Art and literature are still more obviously dependent on it. But for this book, the sculptors of Chartres, the mosaic-workers of Ravenna, Michelangelo, Rembrandt, and El Greco would not be the artists we admire. Still more important and significant than the number of works that we owe their themes to it is the existence, also due to the Bible, of an art that transcends the laws of aesthetics and acquire a spiritual meaning. It is the same with literature. This book praised by Montaigne and Racine, by Shakespeare and Goethe, even by Nietsche and Anatole France, has done more than provide innumerable subjects for dramatists; from it flows the stream of living water that feeds the roots of masterpieces. But for the Bible, would there ever have been a Dante, a Racine, a Pascal, or a Dostoyevsky?

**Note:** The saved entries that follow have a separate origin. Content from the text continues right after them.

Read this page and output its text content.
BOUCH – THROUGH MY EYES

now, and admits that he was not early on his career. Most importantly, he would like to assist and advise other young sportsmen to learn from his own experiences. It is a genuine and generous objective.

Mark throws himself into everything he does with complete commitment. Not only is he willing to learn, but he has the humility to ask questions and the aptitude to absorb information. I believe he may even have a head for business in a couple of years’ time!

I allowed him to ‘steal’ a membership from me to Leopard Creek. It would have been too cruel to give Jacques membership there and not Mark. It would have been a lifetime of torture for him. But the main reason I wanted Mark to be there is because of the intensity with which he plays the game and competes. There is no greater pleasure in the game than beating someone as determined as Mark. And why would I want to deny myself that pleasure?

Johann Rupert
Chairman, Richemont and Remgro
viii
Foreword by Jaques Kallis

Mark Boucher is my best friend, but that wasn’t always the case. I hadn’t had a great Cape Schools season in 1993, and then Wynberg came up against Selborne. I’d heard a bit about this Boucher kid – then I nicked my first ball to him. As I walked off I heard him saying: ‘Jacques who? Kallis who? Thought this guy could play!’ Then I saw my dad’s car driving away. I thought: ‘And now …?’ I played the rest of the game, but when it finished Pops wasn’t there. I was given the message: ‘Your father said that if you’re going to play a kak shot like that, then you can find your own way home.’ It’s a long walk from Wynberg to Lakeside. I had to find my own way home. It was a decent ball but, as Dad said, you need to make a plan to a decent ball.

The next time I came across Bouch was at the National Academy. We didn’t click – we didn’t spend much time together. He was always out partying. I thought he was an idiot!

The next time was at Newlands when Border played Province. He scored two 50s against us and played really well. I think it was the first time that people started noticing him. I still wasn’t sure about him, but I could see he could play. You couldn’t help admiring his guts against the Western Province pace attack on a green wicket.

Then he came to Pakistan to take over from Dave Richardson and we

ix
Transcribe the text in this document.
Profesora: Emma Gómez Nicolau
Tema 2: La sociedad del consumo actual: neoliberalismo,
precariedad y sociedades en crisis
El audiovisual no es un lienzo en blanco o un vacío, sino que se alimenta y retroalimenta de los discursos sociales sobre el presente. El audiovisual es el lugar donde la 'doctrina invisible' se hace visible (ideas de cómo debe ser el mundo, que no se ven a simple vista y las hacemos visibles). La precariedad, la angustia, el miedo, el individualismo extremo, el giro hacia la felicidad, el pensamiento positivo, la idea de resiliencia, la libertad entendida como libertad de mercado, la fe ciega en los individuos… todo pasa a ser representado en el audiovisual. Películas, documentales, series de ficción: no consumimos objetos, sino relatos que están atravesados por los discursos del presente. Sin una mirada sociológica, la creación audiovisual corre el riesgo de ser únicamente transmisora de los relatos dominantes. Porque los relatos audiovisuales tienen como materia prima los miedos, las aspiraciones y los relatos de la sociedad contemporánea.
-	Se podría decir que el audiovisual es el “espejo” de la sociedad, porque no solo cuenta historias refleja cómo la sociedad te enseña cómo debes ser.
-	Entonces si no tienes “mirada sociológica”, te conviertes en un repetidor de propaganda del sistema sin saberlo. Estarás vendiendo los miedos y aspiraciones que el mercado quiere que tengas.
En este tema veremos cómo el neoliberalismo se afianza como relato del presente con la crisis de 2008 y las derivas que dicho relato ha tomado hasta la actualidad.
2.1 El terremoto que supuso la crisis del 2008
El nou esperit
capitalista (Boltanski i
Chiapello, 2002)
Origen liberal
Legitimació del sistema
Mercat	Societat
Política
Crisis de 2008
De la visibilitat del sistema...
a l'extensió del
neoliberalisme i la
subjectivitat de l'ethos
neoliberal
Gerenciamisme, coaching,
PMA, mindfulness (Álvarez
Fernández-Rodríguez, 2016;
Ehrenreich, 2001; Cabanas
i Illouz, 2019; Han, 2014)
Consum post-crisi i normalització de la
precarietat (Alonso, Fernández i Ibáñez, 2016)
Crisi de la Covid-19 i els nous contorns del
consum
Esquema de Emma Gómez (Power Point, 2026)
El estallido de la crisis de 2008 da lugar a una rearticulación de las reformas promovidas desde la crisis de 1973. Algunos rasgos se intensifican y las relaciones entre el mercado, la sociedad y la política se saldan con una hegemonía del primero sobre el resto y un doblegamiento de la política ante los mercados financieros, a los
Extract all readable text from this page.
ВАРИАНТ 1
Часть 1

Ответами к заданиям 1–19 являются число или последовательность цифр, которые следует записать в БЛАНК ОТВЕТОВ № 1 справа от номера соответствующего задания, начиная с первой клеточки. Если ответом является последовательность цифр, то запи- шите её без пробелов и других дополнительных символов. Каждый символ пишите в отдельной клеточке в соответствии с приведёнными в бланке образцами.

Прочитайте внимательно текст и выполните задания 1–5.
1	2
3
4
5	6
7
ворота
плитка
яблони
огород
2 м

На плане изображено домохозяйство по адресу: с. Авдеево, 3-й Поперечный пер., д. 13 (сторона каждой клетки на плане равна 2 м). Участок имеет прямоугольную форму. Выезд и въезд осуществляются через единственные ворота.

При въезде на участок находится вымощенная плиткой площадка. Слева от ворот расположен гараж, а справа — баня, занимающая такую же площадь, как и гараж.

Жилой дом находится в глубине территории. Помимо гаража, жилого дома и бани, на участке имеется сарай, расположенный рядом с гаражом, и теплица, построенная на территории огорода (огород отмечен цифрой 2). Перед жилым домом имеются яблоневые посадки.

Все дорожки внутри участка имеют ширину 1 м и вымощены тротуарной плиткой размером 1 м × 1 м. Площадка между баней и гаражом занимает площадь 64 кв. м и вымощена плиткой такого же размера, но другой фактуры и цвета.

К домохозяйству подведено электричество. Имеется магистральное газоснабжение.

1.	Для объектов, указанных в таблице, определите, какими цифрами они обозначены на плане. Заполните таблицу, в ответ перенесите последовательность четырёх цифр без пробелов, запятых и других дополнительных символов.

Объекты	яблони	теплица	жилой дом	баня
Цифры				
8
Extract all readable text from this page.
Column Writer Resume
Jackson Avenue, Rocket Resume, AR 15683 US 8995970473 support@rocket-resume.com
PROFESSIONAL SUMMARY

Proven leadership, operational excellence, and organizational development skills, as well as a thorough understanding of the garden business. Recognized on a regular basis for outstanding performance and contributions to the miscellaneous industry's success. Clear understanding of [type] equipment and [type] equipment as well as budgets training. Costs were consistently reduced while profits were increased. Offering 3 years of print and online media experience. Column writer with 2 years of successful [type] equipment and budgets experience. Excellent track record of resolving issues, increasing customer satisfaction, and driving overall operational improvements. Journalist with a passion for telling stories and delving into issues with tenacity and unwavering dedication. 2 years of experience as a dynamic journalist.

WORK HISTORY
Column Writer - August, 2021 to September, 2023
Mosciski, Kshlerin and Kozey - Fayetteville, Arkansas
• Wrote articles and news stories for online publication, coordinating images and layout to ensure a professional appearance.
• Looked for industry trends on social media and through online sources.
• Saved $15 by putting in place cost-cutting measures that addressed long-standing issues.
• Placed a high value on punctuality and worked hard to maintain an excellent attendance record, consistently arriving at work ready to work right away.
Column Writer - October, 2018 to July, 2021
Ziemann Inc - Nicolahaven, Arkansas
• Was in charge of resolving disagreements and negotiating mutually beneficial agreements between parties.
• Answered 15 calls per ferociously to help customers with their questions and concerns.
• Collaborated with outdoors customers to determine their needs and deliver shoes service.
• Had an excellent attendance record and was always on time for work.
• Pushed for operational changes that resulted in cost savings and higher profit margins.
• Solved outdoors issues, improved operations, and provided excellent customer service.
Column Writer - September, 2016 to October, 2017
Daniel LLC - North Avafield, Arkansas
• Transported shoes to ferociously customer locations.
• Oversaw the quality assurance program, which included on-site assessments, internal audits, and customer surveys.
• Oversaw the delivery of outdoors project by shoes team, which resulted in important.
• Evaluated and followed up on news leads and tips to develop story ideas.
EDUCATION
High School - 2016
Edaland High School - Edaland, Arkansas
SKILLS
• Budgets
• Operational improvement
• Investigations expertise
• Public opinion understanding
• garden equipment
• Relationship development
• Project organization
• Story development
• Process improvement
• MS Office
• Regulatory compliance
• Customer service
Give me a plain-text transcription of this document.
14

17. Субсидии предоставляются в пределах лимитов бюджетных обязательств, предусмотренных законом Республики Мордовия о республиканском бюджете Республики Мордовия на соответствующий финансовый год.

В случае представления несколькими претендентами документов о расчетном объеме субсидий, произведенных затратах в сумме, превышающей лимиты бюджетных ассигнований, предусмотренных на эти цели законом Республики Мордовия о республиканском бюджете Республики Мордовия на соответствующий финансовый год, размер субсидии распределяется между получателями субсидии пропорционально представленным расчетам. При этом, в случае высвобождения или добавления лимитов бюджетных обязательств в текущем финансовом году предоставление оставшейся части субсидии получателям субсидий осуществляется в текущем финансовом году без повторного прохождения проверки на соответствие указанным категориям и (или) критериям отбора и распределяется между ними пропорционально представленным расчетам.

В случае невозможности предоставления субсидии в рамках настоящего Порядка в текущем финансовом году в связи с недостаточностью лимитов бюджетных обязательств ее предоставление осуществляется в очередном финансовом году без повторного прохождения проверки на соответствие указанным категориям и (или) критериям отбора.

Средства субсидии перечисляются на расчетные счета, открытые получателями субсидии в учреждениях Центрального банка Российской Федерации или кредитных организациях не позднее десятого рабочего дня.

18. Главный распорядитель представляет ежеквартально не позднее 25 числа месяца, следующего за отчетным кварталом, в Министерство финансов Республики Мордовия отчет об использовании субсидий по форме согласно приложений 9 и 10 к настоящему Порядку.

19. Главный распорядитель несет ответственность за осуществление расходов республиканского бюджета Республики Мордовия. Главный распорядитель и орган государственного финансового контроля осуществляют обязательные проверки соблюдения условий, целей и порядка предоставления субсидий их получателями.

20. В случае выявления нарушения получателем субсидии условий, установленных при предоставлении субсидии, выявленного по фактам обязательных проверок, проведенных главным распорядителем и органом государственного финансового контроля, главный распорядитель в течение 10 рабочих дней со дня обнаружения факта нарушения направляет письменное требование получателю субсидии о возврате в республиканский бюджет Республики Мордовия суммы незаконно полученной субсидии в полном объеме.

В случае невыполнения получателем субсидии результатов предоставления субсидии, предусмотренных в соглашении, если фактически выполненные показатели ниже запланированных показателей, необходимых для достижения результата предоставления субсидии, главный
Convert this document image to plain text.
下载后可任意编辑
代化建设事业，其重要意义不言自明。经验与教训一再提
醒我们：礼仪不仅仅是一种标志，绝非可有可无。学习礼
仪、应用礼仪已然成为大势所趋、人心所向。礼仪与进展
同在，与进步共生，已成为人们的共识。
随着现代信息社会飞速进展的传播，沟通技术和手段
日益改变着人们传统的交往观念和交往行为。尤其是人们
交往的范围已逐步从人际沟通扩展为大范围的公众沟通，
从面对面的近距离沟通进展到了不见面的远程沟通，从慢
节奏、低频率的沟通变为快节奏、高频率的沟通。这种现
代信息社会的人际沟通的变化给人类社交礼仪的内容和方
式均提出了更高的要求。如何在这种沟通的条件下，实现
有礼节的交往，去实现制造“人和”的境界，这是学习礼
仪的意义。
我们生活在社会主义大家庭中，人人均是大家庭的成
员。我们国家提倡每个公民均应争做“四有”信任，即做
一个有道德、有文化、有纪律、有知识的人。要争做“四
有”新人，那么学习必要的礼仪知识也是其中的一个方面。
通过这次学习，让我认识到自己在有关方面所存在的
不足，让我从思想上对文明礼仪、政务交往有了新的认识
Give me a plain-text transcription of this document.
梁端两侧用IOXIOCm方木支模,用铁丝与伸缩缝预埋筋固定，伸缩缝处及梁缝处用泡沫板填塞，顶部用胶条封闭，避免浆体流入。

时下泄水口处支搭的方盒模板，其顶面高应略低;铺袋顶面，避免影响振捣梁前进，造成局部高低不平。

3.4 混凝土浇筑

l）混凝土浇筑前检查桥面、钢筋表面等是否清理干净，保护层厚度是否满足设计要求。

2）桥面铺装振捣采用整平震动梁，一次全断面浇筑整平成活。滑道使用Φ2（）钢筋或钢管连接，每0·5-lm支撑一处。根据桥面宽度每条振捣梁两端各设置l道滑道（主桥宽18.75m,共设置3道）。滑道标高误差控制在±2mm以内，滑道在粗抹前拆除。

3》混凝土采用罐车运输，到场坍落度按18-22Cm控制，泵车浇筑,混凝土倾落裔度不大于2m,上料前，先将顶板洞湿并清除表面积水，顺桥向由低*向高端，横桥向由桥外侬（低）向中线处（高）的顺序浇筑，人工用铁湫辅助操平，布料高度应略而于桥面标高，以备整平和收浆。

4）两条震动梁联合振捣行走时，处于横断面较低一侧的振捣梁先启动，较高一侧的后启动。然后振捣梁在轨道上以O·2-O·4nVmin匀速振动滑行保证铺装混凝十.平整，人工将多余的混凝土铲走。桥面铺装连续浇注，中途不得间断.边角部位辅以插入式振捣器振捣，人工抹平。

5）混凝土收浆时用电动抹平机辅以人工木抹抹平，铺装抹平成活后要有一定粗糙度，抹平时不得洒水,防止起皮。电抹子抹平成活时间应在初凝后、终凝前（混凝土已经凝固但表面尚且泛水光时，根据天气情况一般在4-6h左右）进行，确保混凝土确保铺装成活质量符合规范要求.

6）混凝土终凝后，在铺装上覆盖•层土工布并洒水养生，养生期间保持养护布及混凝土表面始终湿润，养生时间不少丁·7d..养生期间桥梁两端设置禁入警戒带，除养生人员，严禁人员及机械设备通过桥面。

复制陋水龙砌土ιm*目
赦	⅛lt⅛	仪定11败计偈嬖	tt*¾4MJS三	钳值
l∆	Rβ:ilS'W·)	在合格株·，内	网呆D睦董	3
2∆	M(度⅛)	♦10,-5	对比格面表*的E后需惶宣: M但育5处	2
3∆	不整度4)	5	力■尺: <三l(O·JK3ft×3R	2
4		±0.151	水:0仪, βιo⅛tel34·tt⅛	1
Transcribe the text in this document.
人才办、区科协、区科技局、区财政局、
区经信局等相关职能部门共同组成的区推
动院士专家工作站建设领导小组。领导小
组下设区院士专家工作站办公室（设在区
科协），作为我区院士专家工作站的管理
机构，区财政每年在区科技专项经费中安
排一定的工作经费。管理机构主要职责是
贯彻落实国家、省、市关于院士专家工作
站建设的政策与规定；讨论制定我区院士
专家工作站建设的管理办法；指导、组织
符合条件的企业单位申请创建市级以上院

Paul Valery wisely pointed out that Western Civilization rests on three foundations: Greek intellectual curiosity, Roman order, and Judaeo-Christian spirituality. Let one of these collapse, and the whole edifice is threatened with destruction. And of these three foundations, the third, and really the most important because it endows the whole structure with meaning, is the unique and inexhaustible book that gives it its character and initial impetus. Without it the West would not be what it is.
But to link this book with the existence and development of western civilization alone is to falsify its meaning and limit its range. We can see more and more clearly, as efforts are made to render its message universal, that, by its underlying premises as well as by the modes of expression it employs, it is perfectly suited to mentalities very different from those of Europe, that Asia and Africa can welcome it perfectly naturally and that their genius is even, in a sense, allow for in it.
Such is the Bible, the book of books, the book of man and the book of God.